[2+1] Cycloadditions Modulate the Hydrophobicity of Ni‐N₄ Single‐Atom Catalysts for Efficient CO₂ Electroreduction

Abstract

Abstract Microenvironment regulation of M‐N 4 single‐atom catalysts (SACs) is a promising way to tune their catalytic properties toward the electrochemical CO 2 reduction reaction. However, strategies that can effectively introduce functional groups around the M‐N 4 sites through strong covalent bonding and under mild reaction conditions are highly desired. Taking the hydrophilic Ni‐N 4 SAC as a representative, we report herein a [2+1] cycloaddition reaction between Ni‐N 4 and in situ generated difluorocarbene (F 2 C:), and enable the surface fluorocarbonation of Ni‐N 4 , resulting in the formation of a super‐hydrophobic Ni‐N 4 ‐CF 2 catalyst.
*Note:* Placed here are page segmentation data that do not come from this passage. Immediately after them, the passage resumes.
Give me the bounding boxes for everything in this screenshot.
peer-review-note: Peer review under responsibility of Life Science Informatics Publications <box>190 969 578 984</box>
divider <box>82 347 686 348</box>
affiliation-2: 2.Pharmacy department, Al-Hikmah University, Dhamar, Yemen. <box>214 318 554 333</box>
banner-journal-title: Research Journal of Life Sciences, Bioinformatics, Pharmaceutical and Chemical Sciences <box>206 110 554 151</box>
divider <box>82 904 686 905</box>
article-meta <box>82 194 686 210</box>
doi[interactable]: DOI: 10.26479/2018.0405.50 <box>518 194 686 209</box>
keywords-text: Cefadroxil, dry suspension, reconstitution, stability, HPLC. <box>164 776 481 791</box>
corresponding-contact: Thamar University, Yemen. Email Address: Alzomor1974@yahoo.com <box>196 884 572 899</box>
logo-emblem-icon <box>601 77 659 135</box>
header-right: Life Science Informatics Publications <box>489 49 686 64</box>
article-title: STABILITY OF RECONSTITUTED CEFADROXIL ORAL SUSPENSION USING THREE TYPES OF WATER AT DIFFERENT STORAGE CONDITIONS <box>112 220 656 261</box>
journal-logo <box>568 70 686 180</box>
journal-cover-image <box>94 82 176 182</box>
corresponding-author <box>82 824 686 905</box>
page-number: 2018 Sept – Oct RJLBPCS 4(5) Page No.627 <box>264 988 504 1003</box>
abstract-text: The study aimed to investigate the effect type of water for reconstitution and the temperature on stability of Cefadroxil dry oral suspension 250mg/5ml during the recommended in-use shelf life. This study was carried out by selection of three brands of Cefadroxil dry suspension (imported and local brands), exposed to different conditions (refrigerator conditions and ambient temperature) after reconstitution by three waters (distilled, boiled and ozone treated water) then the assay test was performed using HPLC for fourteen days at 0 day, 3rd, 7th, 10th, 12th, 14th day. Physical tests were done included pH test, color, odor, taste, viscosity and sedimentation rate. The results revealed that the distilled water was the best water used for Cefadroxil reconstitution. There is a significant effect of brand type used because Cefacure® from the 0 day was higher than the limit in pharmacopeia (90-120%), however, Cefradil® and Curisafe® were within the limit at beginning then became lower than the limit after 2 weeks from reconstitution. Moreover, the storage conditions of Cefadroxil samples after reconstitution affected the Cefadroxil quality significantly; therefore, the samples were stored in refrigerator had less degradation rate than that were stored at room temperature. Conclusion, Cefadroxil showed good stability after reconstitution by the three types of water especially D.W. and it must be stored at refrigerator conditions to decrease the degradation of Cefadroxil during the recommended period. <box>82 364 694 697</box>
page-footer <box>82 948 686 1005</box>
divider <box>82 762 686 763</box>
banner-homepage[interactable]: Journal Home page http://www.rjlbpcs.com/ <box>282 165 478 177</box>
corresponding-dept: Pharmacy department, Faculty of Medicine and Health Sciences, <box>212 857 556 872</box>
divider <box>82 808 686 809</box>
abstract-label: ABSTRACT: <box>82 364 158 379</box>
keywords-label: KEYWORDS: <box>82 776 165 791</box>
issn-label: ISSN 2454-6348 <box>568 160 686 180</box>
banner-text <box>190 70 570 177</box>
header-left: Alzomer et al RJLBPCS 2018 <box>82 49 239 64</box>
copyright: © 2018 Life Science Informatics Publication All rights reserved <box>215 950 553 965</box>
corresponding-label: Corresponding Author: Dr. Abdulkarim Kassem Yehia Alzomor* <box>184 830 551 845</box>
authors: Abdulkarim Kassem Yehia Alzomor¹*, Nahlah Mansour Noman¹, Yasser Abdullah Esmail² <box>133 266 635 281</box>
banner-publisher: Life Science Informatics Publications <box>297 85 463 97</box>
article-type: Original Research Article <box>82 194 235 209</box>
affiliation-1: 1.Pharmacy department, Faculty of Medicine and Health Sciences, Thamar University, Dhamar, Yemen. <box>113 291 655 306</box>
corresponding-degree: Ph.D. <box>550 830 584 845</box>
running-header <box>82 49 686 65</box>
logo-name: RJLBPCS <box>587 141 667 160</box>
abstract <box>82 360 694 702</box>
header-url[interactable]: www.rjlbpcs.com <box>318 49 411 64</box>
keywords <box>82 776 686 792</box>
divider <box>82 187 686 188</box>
Meanwhile, the mild reaction conditions allow Ni‐N 4 ‐CF 2 to inherit both the electronic and structural configuration of the Ni‐N 4 sites from Ni‐N 4 . Enhanced electrochemical CO 2 ‐to‐CO Faradaic efficiency above 98 % is achieved in a wide operating potential window from −0.7 V to −1.3 V over Ni‐N 4 ‐CF 2 . In situ spectroelectrochemical studies reveal that a highly hydrophobic microenvironment formed by the −CF 2 − group repels asymmetric H‐bonded water at the electrified interface, inhibiting the hydrogen evolution reaction and promoting CO production. This work highlights the advantages of [2+1] cycloaddition reactions on the covalent modification of N‐doped carbon‐supported catalysts.